Para usar o Google Cloud, os usuários e as cargas de trabalho precisam de uma identidade que o Google Cloud possa reconhecer.
Nesta página, descrevemos os métodos que podem ser usados para configurar identidades para usuários e cargas de trabalho.
Identidades de usuário
Há várias maneiras de configurar identidades de usuário para que o Google Cloud possa reconhecê-las:
- Criar contas do Cloud Identity ou do Google Workspace: os usuários com contas do Cloud Identity ou do Google Workspace podem se autenticar no Google Cloud e receber autorização para usar os recursos dele. As contas do Cloud Identity e do Google Workspace são contas de usuário gerenciadas pela sua organização.

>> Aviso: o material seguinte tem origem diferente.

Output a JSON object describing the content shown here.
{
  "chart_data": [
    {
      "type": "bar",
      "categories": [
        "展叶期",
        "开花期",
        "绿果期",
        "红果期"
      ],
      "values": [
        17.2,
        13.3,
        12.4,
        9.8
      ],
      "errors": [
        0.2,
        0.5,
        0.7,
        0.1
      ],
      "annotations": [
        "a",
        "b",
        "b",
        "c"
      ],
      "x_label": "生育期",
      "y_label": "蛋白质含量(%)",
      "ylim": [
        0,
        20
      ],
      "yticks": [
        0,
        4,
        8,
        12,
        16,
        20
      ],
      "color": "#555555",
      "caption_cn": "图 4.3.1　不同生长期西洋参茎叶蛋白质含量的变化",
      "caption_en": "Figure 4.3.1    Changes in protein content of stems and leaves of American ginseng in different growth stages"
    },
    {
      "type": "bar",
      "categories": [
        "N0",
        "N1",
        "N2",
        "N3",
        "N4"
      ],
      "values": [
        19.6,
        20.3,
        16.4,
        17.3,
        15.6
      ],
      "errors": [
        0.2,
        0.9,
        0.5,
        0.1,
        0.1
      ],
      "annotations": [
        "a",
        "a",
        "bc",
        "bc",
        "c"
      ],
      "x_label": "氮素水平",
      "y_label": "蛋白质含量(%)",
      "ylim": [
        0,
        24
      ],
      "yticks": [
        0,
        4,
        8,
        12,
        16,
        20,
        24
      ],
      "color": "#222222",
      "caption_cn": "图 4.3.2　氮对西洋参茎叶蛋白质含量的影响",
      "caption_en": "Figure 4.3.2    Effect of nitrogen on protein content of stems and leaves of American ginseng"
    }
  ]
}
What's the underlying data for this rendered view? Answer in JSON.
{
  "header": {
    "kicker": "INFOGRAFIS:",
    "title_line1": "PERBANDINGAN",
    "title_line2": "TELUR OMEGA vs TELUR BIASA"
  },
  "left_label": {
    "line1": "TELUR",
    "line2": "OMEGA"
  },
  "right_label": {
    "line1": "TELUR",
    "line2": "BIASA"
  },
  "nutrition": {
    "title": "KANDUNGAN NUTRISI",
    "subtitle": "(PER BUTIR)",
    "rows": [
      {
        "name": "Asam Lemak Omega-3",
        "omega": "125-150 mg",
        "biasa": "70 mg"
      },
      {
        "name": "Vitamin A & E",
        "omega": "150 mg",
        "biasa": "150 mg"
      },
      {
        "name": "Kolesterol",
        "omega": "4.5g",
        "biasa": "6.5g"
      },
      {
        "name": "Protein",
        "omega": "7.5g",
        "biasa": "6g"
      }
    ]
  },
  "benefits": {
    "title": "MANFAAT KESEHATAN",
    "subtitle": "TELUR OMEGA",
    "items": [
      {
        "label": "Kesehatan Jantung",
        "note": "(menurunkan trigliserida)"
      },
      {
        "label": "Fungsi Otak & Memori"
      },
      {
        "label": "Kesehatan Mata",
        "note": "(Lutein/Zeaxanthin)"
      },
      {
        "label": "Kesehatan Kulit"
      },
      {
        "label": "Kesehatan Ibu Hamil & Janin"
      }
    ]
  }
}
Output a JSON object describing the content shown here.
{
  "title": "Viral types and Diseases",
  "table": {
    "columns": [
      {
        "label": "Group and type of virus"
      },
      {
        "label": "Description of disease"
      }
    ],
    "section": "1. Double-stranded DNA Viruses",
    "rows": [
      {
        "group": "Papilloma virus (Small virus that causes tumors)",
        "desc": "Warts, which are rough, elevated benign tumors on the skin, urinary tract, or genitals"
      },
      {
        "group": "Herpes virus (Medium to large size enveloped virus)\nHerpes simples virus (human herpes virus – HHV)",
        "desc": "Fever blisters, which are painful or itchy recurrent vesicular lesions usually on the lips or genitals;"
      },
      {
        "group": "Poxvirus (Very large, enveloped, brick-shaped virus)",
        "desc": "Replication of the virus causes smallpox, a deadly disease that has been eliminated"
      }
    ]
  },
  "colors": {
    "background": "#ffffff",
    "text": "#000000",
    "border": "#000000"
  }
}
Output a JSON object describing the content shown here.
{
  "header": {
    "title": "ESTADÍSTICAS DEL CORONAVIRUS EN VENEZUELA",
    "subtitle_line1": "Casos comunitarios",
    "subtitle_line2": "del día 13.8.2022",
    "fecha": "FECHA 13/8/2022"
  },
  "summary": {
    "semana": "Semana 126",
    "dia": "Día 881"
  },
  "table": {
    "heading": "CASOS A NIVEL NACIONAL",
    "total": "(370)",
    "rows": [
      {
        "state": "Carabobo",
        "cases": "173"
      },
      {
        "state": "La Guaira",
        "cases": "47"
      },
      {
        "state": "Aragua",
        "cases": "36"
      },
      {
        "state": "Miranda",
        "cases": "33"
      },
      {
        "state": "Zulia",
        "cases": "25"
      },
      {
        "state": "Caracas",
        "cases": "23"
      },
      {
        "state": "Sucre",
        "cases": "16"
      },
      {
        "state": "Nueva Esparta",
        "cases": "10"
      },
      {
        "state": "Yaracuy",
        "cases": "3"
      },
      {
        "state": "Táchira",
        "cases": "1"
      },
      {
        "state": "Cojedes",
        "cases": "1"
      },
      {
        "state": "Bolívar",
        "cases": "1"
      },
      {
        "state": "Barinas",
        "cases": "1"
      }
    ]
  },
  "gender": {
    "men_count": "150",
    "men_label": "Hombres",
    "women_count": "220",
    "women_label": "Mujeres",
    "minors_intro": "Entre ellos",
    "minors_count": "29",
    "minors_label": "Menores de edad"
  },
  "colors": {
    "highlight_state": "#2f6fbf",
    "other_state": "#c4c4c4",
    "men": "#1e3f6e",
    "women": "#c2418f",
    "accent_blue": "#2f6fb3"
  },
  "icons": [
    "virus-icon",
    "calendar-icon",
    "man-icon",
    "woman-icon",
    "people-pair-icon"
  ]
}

- Configure uma das seguintes estratégias de identidade federada:
- Federação usando o Cloud Identity ou o Google Workspace: sincronize identidades externas com as contas correspondentes do Cloud Identity ou do Google Workspace para que os usuários possam fazer login nos serviços do Google com as credenciais externas. Com esse método, os usuários precisam de duas contas: uma externa e uma do Cloud Identity ou Google Workspace. É possível manter essas contas sincronizadas usando uma ferramenta como o Google Cloud Directory Sync (GCDS).
- Federação de identidade da força de trabalho: use um provedor de identidade externo (IdP) para autenticar e autorizar seus usuários, permitindo que eles façam login no Google Cloud e acessem recursos e produtos do Google com credenciais externas. Com a federação de identidade de colaboradores, os usuários só precisam de uma conta: a conta externa.
Para saber mais sobre esses métodos de configuração de identidades de usuário, consulte Visão geral de identidades de usuário.
Identidades de carga de trabalho
O Google Cloud fornece contas de serviço para atuar como identidades de cargas de trabalho. Em vez de conceder acesso a uma carga de trabalho diretamente, conceda acesso a uma conta de serviço e permita que ela utilize a conta de serviço como identidade.
Há várias maneiras de permitir que uma carga de trabalho use uma conta de serviço como identidade. O método a ser usado depende do local em que as cargas de trabalho estão em execução.
Se você estiver executando cargas de trabalho no Google Cloud, poderá usar os seguintes métodos para configurar identidades de carga de trabalho:
- Contas de serviço anexadas: anexe uma conta de serviço a um recurso para que a conta de serviço atue como a identidade padrão do recurso. Todas as cargas de trabalho em execução no recurso usam a identidade da conta de serviço ao acessar os serviços do Google Cloud.
- Credenciais da conta de serviço de curta duração: gere e use credenciais de conta de serviço de curta duração sempre que seus recursos precisarem acessar os serviços do Google Cloud. Os tipos de credenciais mais comuns são tokens de acesso do OAuth 2.0 e tokens de ID do OpenID Connect (OIDC).
- Identidade da carga de trabalho do Google Kubernetes Engine: permita que sua conta de serviço do GKE atue como uma conta de serviço do IAM ao acessar os recursos do Google Cloud. Esse tipo de identidade se aplica apenas às cargas de trabalho do Google Kubernetes Engine.
Se você estiver executando cargas de trabalho fora do Google Cloud, use os seguintes métodos para configurar identidades de carga de trabalho:
- Federação de identidade da carga de trabalho: use credenciais de provedores de identidade externos para gerar credenciais de curta duração, que as cargas de trabalho podem usar para representar temporariamente as contas de serviço. As cargas de trabalho podem acessar os recursos do Google Cloud usando a conta de serviço como identidade.
Chaves de conta de serviço: use a parte particular do par de chaves RSA pública/privada de uma conta de serviço para autenticar como a conta de serviço.
Para saber mais sobre esses métodos de configuração de identidades de carga de trabalho, consulte Visão geral de identidades de carga de trabalho.